Ia menyapa semua ikhwah KEI tak terkecuali akhwat terlebih ikhwan. Tapi, lihatlah.. jangankan menyapaku. Bahkan, ia seolah menghindariku. Aku merasa terasingkan hadir diantara KEI saat ia kembali. Sama sekali tak ada sapa darinya. Duh... bahkan air bening sempat menetes di pipi ku. Aku teramat ingin menyapanya, tapi lagi – lagi lisanku kelu.
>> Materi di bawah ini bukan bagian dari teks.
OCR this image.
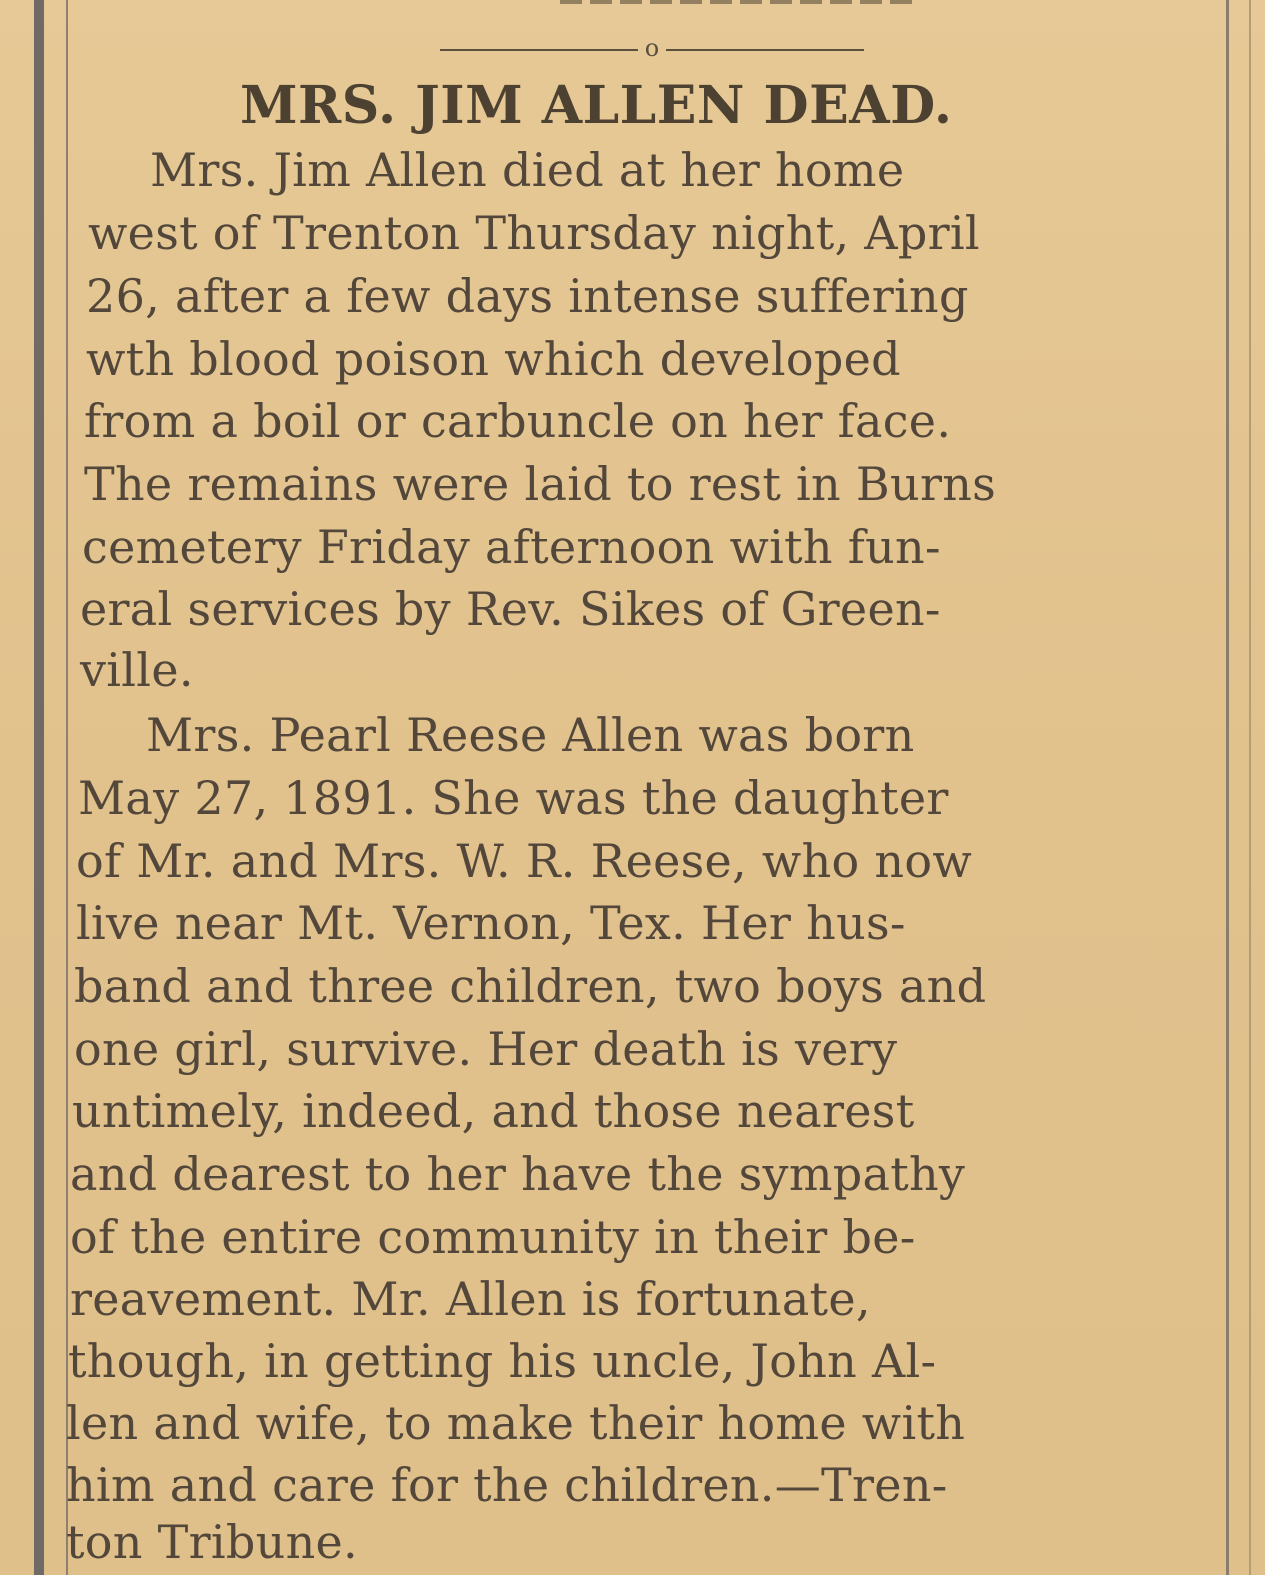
o
MRS. JIM ALLEN DEAD.
Mrs. Jim Allen died at her home
west of Trenton Thursday night, April
26, after a few days intense suffering
wth blood poison which developed
from a boil or carbuncle on her face.
The remains were laid to rest in Burns
cemetery Friday afternoon with fun-
eral services by Rev. Sikes of Green-
ville.
Mrs. Pearl Reese Allen was born
May 27, 1891. She was the daughter
of Mr. and Mrs. W. R. Reese, who now
live near Mt. Vernon, Tex. Her hus-
band and three children, two boys and
one girl, survive. Her death is very
untimely, indeed, and those nearest
and dearest to her have the sympathy
of the entire community in their be-
reavement. Mr. Allen is fortunate,
though, in getting his uncle, John Al-
len and wife, to make their home with
him and care for the children.—Tren-
ton Tribune.
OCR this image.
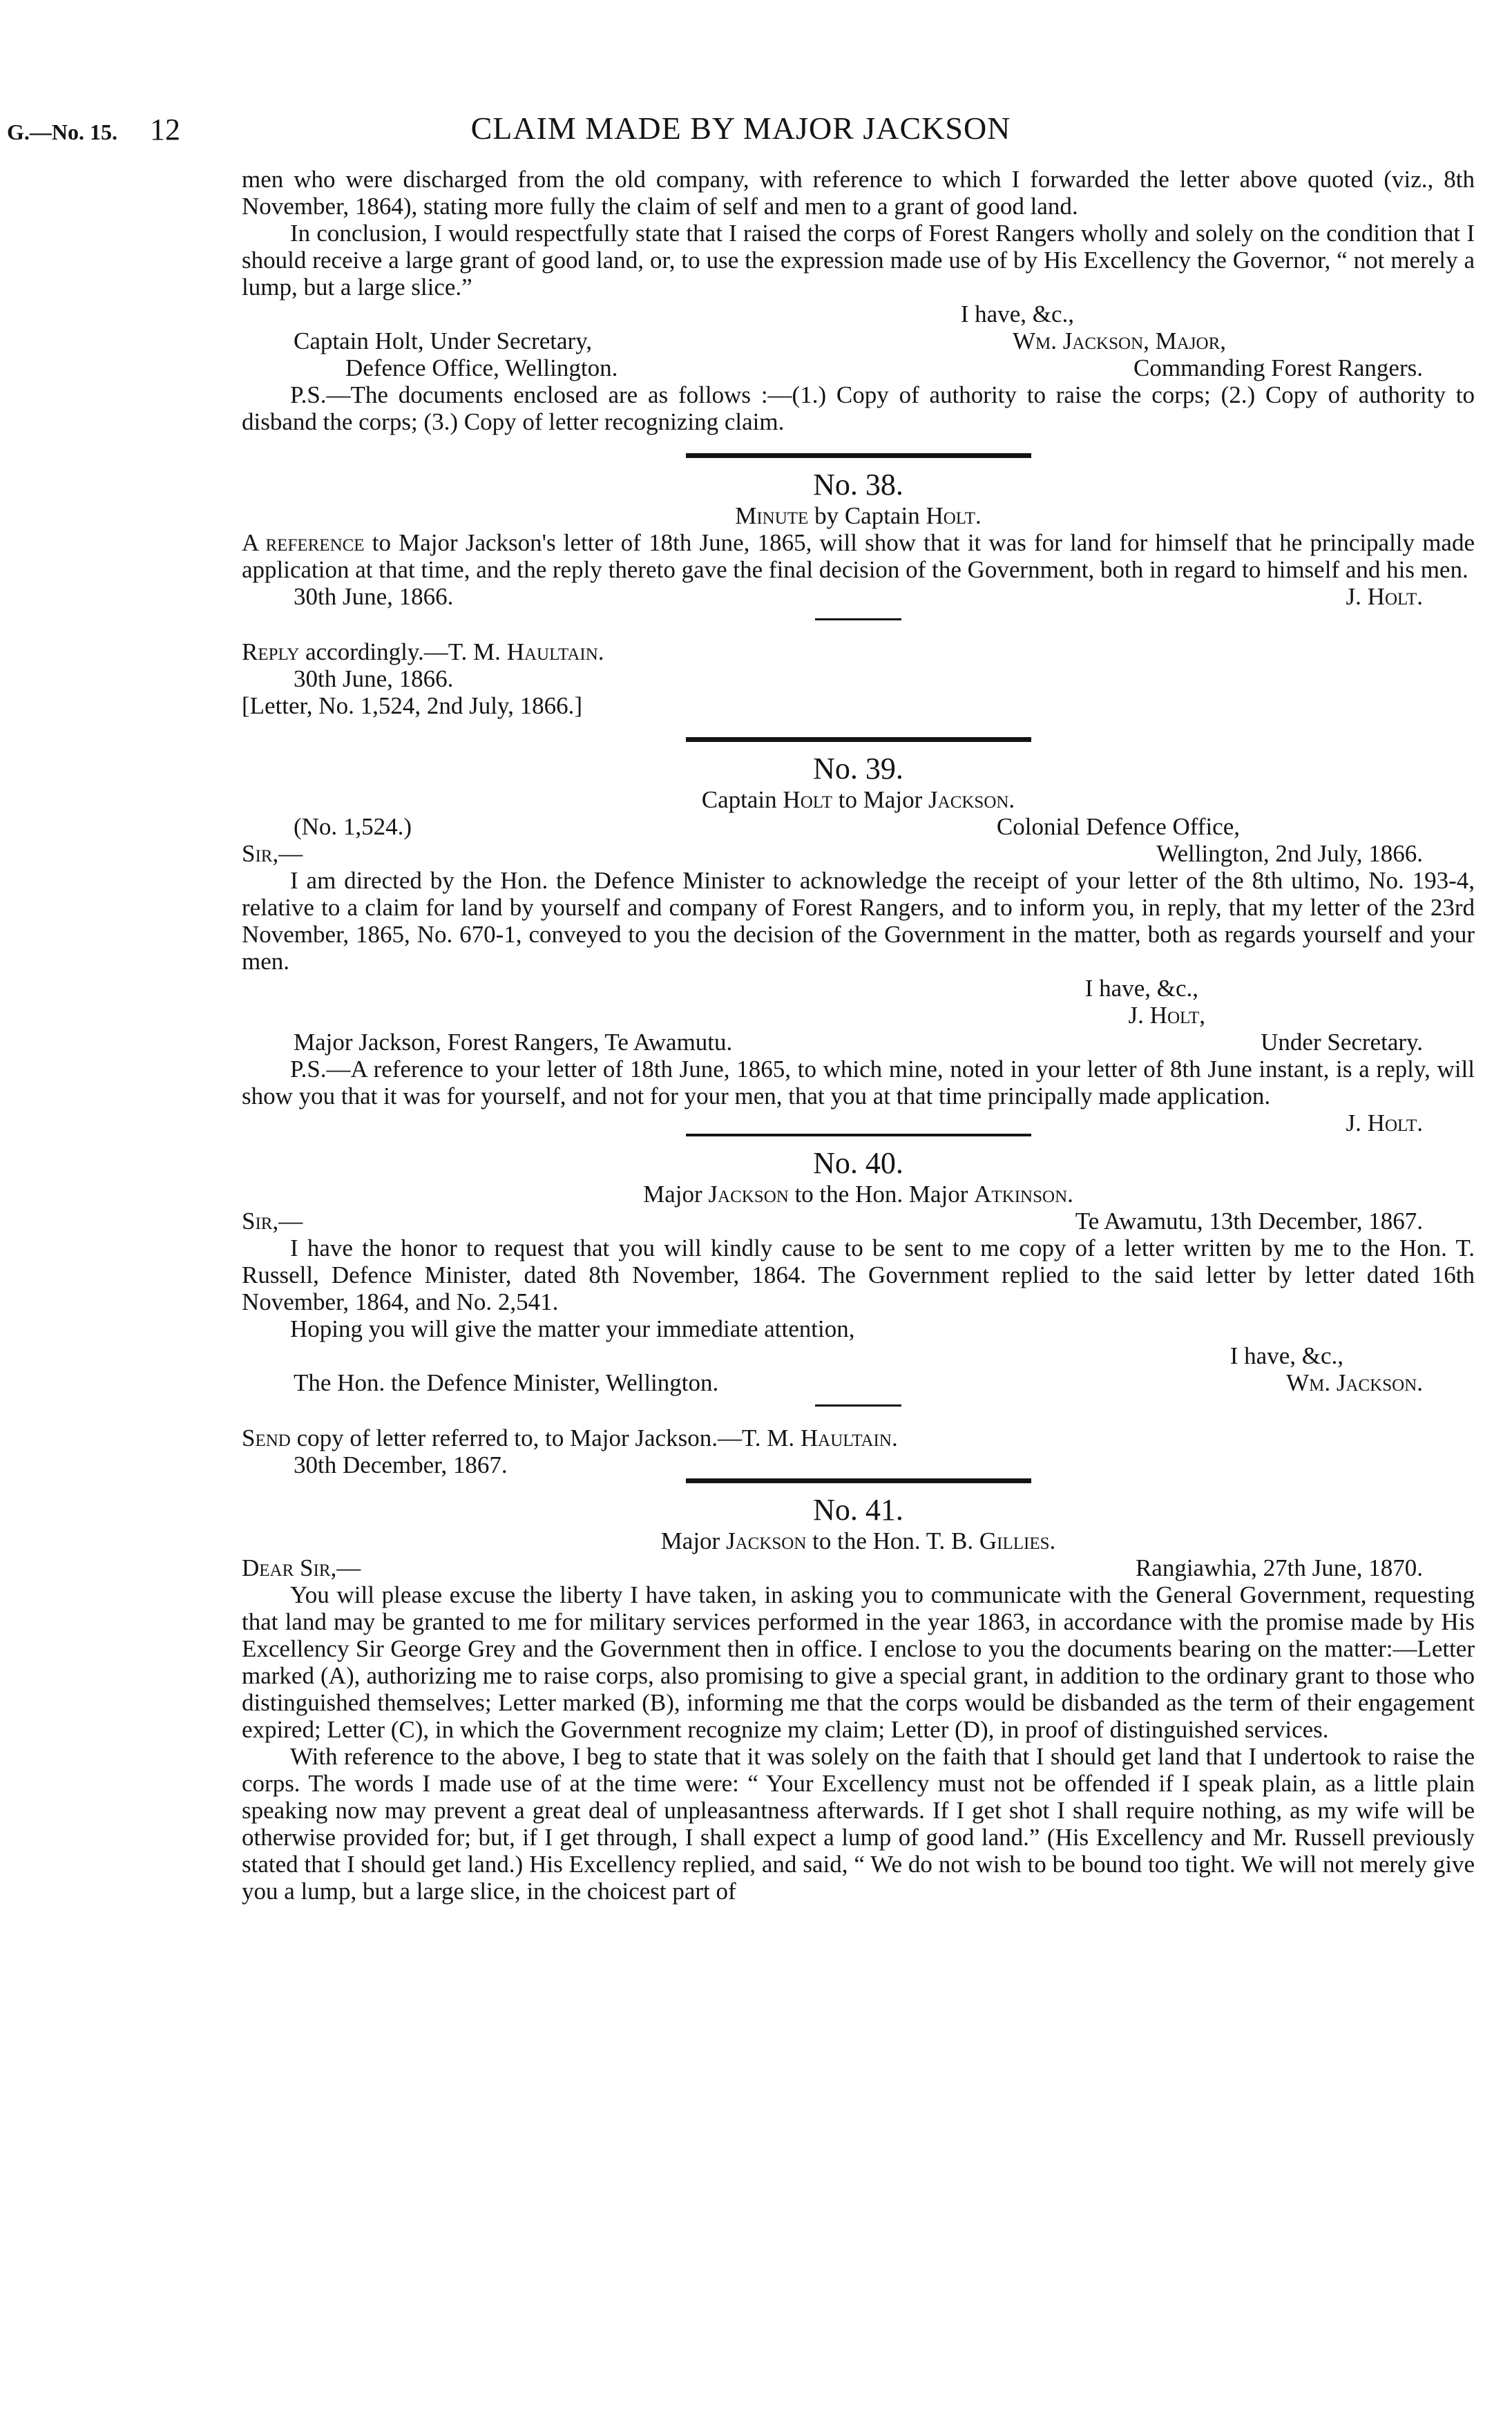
G.—No. 15. 12	CLAIM MADE BY MAJOR JACKSON

men who were discharged from the old company, with reference to which I forwarded the letter above quoted (viz., 8th November, 1864), stating more fully the claim of self and men to a grant of good land.

In conclusion, I would respectfully state that I raised the corps of Forest Rangers wholly and solely on the condition that I should receive a large grant of good land, or, to use the expression made use of by His Excellency the Governor, “ not merely a lump, but a large slice.”

I have, &c.,
Captain Holt, Under Secretary,	Wm. Jackson, Major,
Defence Office, Wellington.	Commanding Forest Rangers.

P.S.—The documents enclosed are as follows :—(1.) Copy of authority to raise the corps; (2.) Copy of authority to disband the corps; (3.) Copy of letter recognizing claim.

No. 38.
Minute by Captain Holt.

A reference to Major Jackson's letter of 18th June, 1865, will show that it was for land for himself that he principally made application at that time, and the reply thereto gave the final decision of the Government, both in regard to himself and his men.

J. Holt.
30th June, 1866.
Reply accordingly.—T. M. Haultain.
30th June, 1866.
[Letter, No. 1,524, 2nd July, 1866.]
No. 39.
Captain Holt to Major Jackson.
(No. 1,524.)	Colonial Defence Office,
Sir,—	Wellington, 2nd July, 1866.

I am directed by the Hon. the Defence Minister to acknowledge the receipt of your letter of the 8th ultimo, No. 193-4, relative to a claim for land by yourself and company of Forest Rangers, and to inform you, in reply, that my letter of the 23rd November, 1865, No. 670-1, conveyed to you the decision of the Government in the matter, both as regards yourself and your men.

I have, &c.,
J. Holt,
Major Jackson, Forest Rangers, Te Awamutu.	Under Secretary.

P.S.—A reference to your letter of 18th June, 1865, to which mine, noted in your letter of 8th June instant, is a reply, will show you that it was for yourself, and not for your men, that you at that time principally made application.

J. Holt.
No. 40.
Major Jackson to the Hon. Major Atkinson.
Sir,—	Te Awamutu, 13th December, 1867.

I have the honor to request that you will kindly cause to be sent to me copy of a letter written by me to the Hon. T. Russell, Defence Minister, dated 8th November, 1864. The Government replied to the said letter by letter dated 16th November, 1864, and No. 2,541.

Hoping you will give the matter your immediate attention,

I have, &c.,
The Hon. the Defence Minister, Wellington.	Wm. Jackson.
Send copy of letter referred to, to Major Jackson.—T. M. Haultain.
30th December, 1867.
No. 41.
Major Jackson to the Hon. T. B. Gillies.
Dear Sir,—	Rangiawhia, 27th June, 1870.

You will please excuse the liberty I have taken, in asking you to communicate with the General Government, requesting that land may be granted to me for military services performed in the year 1863, in accordance with the promise made by His Excellency Sir George Grey and the Government then in office. I enclose to you the documents bearing on the matter:—Letter marked (A), authorizing me to raise corps, also promising to give a special grant, in addition to the ordinary grant to those who distinguished themselves; Letter marked (B), informing me that the corps would be disbanded as the term of their engagement expired; Letter (C), in which the Government recognize my claim; Letter (D), in proof of distinguished services.

With reference to the above, I beg to state that it was solely on the faith that I should get land that I undertook to raise the corps. The words I made use of at the time were: “ Your Excellency must not be offended if I speak plain, as a little plain speaking now may prevent a great deal of unpleasantness afterwards. If I get shot I shall require nothing, as my wife will be otherwise provided for; but, if I get through, I shall expect a lump of good land.” (His Excellency and Mr. Russell previously stated that I should get land.) His Excellency replied, and said, “ We do not wish to be bound too tight. We will not merely give you a lump, but a large slice, in the choicest part of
“Ukhti...” Dewi mulai tak sabaran, di goncangnya bahuku. Tak keras tapi cukup membuatku terkejut.
“ia ukh, kenapa? --- Ana masih belum tau ukh, fulan baik sangat baik malah, akh Ferdi pun baik. Tapi ana belum mendapat kemantapan hati ukh.”
“anti akan menetap disini?” 
“nggaklah, satu atau dua bulan lagi in syaaa Allah ana kan kembali ke lombok. Ya sembari menunggu pengumuman beasiwa S2, ana ingin kembali ke kampung halaman.”
“Afwan ukh, jadi anti akan melanjutkan S2? Dimana?” tanya akh Izzan yang sejak tadi bermain dengan si kecil Alifha.
“Ia Akh, In syaa Allah ana mengambil S2 di Tokyo.”
“Masyaa Allah. Apa tidak sebaiknya anti menikah terlebih dahulu. Setidaknya ada mahram yang akan menemani anti disana?”
“Hem in syaa Allah akh, ana masih akan melakukan pendidikan di Jogja selama 1 tahun. Alhamdulillah di sana ada bukde ana. Masalah menikah, In Syaa Allah, Allah sudah menetapkan yang terbaik buat ana. Minta do’anya.”
Dan senja ini, aku pun akan meninggalkan wisma yang penuh dengan kenangan ini. Wisma yang menyimpan sejuta kisah dan beribu tangis di dalamnya. Wisma yang akan selalu terawat oleh para penerusnya. Aku mencintai kota ini, kota yang menyimpan kisah cintaku. Menyimpannya begitu dalam hingga tak sempat ku suakan. Aku masih termanggu di sofa ruang tamu, saat intu wisma di ketuk seseorang. 
“tok tok tok ! Assalamu’alaikum...” sebuah suara yang begitu ku kenal. Segera saja ku buka pintu wisma ini lebar – lebar. “waalaikumussalam warrahmatullah... masya Allah ukhti..” segera ku peluk saudariku, Dewi.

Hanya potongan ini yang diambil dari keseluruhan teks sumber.